NAME: Fine art 3D printing
AUTHOR: Tim Zaman, a researcher of the Delft University of technology, in collaboration with Océ, a company part of the Canon group specializing in professional printing technologies.
DESCRIPTION: Some people might wonder why 3D printing should be involved in the reproduction of paintings but anyone who has ever see up close a painting by Rembrandt will understand that the texture of the artwork is almost as important as its colors. Since texture implies depth, 3D scanning and subsequently 3D printing are the go-to technologies to achieve an accurate reproduction of painted pieces. Tim Zanan invented a simple method that can capture in a very high resolution the depth and color of a painting. Made of two cameras and a fringe projection, the system can capture 40 million points per shot. The 3D scan of Rembrandt’s The Jewish Bride contains 1 billion points making the visualization of the data on a computer screen virtually impossible. The best way to visualize it is to print it using Océ’s Fine Art 3D printer. In a few hours the copy of the painting with a resolution of 50 microns is completed.

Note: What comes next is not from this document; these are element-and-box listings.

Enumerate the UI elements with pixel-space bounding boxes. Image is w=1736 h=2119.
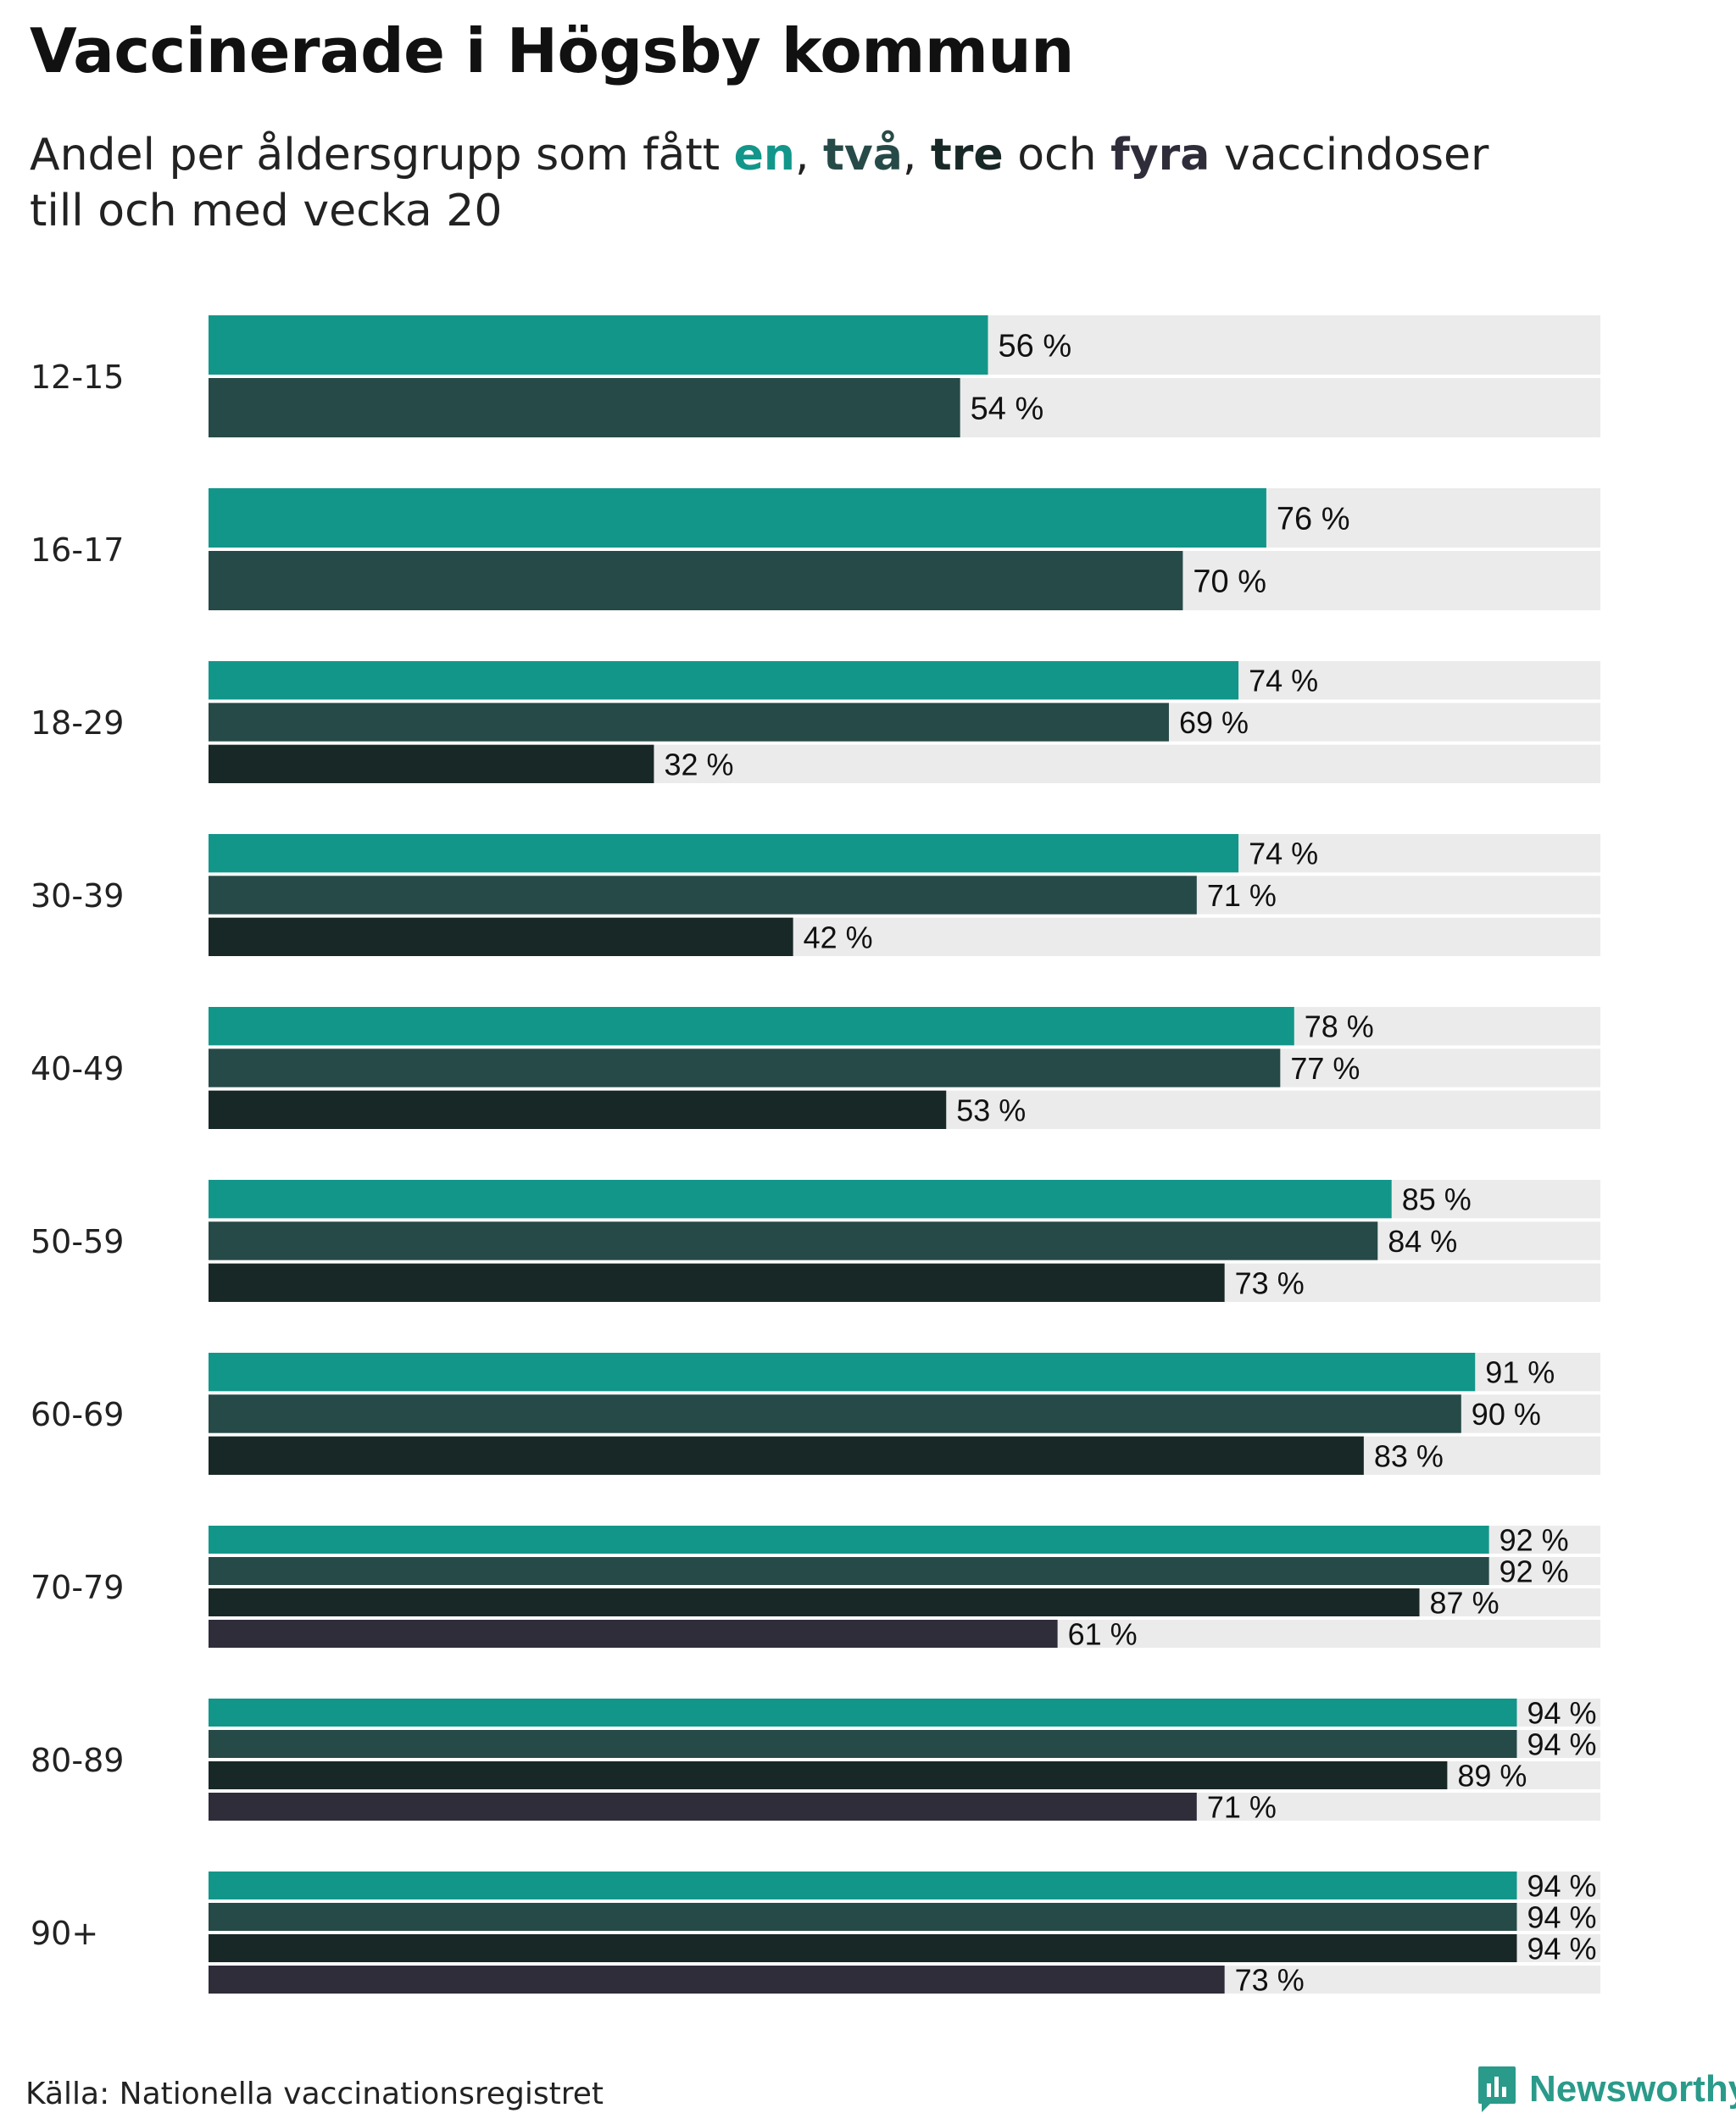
bar [209, 1436, 1364, 1475]
legend-dose-tva: två [823, 130, 903, 181]
bar [209, 1221, 1378, 1260]
data-label: 74 % [1249, 837, 1318, 871]
source-note: Källa: Nationella vaccinationsregistret [25, 2077, 604, 2111]
data-label: 94 % [1527, 1695, 1596, 1730]
bar [209, 1699, 1517, 1727]
bar-group: 12-15 56 % 54 % [31, 315, 1600, 437]
bar [209, 1007, 1294, 1046]
data-label: 42 % [804, 920, 873, 954]
bar [209, 834, 1239, 873]
bar [209, 876, 1197, 915]
bar-group: 30-39 74 % 71 % 42 % [31, 834, 1600, 956]
bar [209, 1048, 1281, 1087]
brand-logo: Newsworthy [1477, 2065, 1736, 2114]
data-label: 69 % [1179, 705, 1249, 740]
subtitle-conj: och [1003, 130, 1111, 181]
subtitle-prefix: Andel per åldersgrupp som fått [30, 130, 734, 181]
bar [209, 917, 793, 956]
data-label: 71 % [1207, 878, 1277, 913]
bar [209, 315, 988, 375]
bar-group: 40-49 78 % 77 % 53 % [31, 1007, 1600, 1129]
data-label: 83 % [1374, 1438, 1444, 1473]
legend-dose-en: en [733, 130, 795, 181]
bar [209, 661, 1239, 700]
data-label: 87 % [1430, 1585, 1500, 1620]
bar [209, 1180, 1392, 1219]
bar-group: 16-17 76 % 70 % [31, 488, 1600, 610]
data-label: 74 % [1249, 664, 1318, 698]
category-label: 60-69 [31, 1396, 124, 1433]
subtitle-line-2: till och med vecka 20 [30, 186, 503, 236]
bar [209, 1353, 1476, 1392]
bar [209, 1793, 1197, 1821]
bar-group: 18-29 74 %69 % 32 % [31, 661, 1600, 783]
category-label: 30-39 [31, 877, 124, 915]
chart-subtitle: Andel per åldersgrupp som fått en, två, … [30, 127, 1640, 239]
category-label: 70-79 [31, 1569, 124, 1606]
data-label: 94 % [1527, 1931, 1596, 1966]
bar [209, 1966, 1225, 1994]
data-label: 89 % [1457, 1758, 1527, 1793]
brand-name: Newsworthy [1529, 2068, 1736, 2110]
bar [209, 1934, 1517, 1962]
bar [209, 1872, 1517, 1899]
category-label: 40-49 [31, 1050, 124, 1087]
data-label: 85 % [1402, 1182, 1472, 1217]
category-label: 80-89 [31, 1742, 124, 1779]
subtitle-sep-2: , [902, 130, 931, 181]
data-label: 76 % [1277, 502, 1350, 537]
bar [209, 744, 654, 783]
data-label: 78 % [1305, 1009, 1374, 1044]
category-label: 90+ [31, 1915, 98, 1952]
bar [209, 1526, 1489, 1554]
subtitle-sep-1: , [794, 130, 824, 181]
bar [209, 1730, 1517, 1758]
data-label: 56 % [999, 329, 1072, 364]
bar [209, 1090, 947, 1129]
subtitle-suffix: vaccindoser [1210, 130, 1489, 181]
bar [209, 1557, 1489, 1585]
data-label: 70 % [1193, 565, 1266, 600]
chart-title: Vaccinerade i Högsby kommun [30, 15, 1074, 86]
data-label: 94 % [1527, 1899, 1596, 1934]
bar [209, 1394, 1461, 1433]
bar [209, 378, 960, 437]
data-label: 84 % [1388, 1224, 1457, 1259]
bar-group: 80-89 94 %94 %89 % 71 % [31, 1695, 1600, 1824]
bar-group: 60-69 91 % 90 % 83 % [31, 1353, 1600, 1475]
legend-dose-tre: tre [930, 130, 1004, 181]
bar [209, 551, 1183, 610]
data-label: 54 % [971, 392, 1044, 427]
data-label: 73 % [1235, 1265, 1305, 1300]
category-label: 18-29 [31, 704, 124, 742]
data-label: 90 % [1472, 1397, 1541, 1432]
data-label: 92 % [1500, 1554, 1569, 1588]
data-label: 71 % [1207, 1789, 1277, 1824]
data-label: 92 % [1500, 1522, 1569, 1557]
bar [209, 1903, 1517, 1931]
bar [209, 703, 1169, 742]
category-label: 16-17 [31, 531, 124, 569]
data-label: 94 % [1527, 1727, 1596, 1761]
bar-group: 50-59 85 % 84 % 73 % [31, 1180, 1600, 1302]
data-label: 61 % [1068, 1616, 1138, 1651]
data-label: 94 % [1527, 1868, 1596, 1903]
category-label: 50-59 [31, 1223, 124, 1260]
bar [209, 1263, 1225, 1302]
bar-group: 90+94 %94 %94 %73 % [31, 1868, 1600, 1997]
newsworthy-logo-icon [1478, 2066, 1516, 2112]
data-label: 53 % [956, 1093, 1026, 1127]
data-label: 32 % [664, 747, 733, 781]
data-label: 91 % [1485, 1355, 1555, 1390]
bar [209, 1588, 1420, 1616]
bar [209, 488, 1266, 548]
category-label: 12-15 [31, 359, 124, 396]
legend-dose-fyra: fyra [1110, 130, 1210, 181]
bar [209, 1620, 1058, 1648]
bar-group: 70-79 92 %92 %87 % 61 % [31, 1522, 1600, 1651]
bar [209, 1761, 1448, 1789]
data-label: 77 % [1290, 1051, 1360, 1086]
data-label: 73 % [1235, 1962, 1305, 1997]
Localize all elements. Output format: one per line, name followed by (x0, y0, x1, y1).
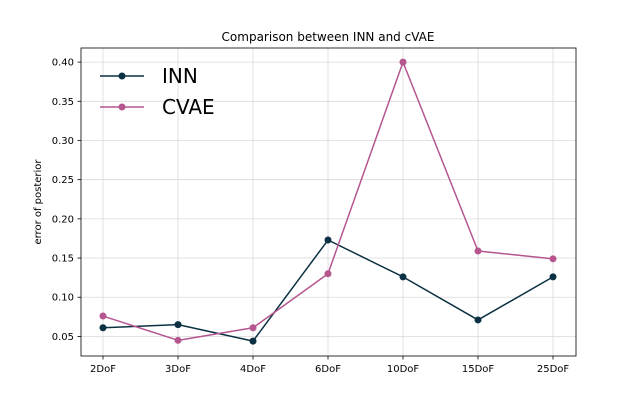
plot-frame (80, 47, 577, 357)
legend-cvae-marker (118, 103, 126, 111)
inn-data-point (174, 321, 182, 329)
y-tick-label: 0.20 (52, 214, 74, 225)
legend: INN CVAE (100, 64, 215, 119)
y-tick-label: 0.40 (52, 58, 74, 69)
cvae-data-point (174, 336, 182, 344)
cvae-data-point (324, 270, 332, 278)
y-tick-label: 0.15 (52, 254, 74, 265)
x-tick-label: 3DoF (165, 364, 191, 375)
y-tick-label: 0.30 (52, 136, 74, 147)
cvae-data-point (249, 324, 257, 332)
y-tick-label: 0.05 (52, 332, 74, 343)
inn-data-point (399, 273, 407, 281)
inn-data-point (324, 236, 332, 244)
inn-data-point (99, 324, 107, 332)
legend-inn-label: INN (162, 64, 198, 88)
inn-data-point (549, 273, 557, 281)
y-tick-label: 0.35 (52, 97, 74, 108)
y-tick-label: 0.10 (52, 293, 74, 304)
legend-inn-marker (118, 72, 126, 80)
inn-data-point (474, 316, 482, 324)
inn-data-point (249, 337, 257, 345)
grid (81, 48, 576, 356)
x-tick-label: 10DoF (387, 364, 420, 375)
x-tick-label: 25DoF (537, 364, 570, 375)
cvae-data-point (474, 247, 482, 255)
cvae-data-point (549, 255, 557, 263)
x-tick-label: 4DoF (240, 364, 266, 375)
y-tick-label: 0.25 (52, 175, 74, 186)
axis-ticks: 2DoF 3DoF 4DoF 6DoF 10DoF 15DoF 25DoF 0.05 0.10 0… (52, 58, 570, 375)
x-tick-label: 2DoF (90, 364, 116, 375)
x-tick-label: 15DoF (462, 364, 495, 375)
series-layer (99, 58, 557, 345)
x-tick-label: 6DoF (315, 364, 341, 375)
chart-title: Comparison between INN and cVAE (222, 30, 435, 44)
cvae-data-point (99, 312, 107, 320)
legend-cvae-label: CVAE (162, 95, 215, 119)
y-axis-label: error of posterior (33, 159, 44, 245)
cvae-data-point (399, 58, 407, 66)
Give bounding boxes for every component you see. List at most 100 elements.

AMUSEMENT RATE: The 3D scanning technology developed by Zanan could have multiple applications. It could help the restoration of a painting. There is also the obvious commercial use: cheap copies of famous paintings sold at museum’s gift shops around the world. No need to start a heated debate about the end of authenticity in art quite yet. If the combination of the 3D scan and Fine Art 3D printer do reproduce the artwork’s depth and color with great fidelity, the system is not yet capable of copying the transparency and glossiness of the original painting. We have a few years left before every body have exact replicas of the Mona Lisa in their living room.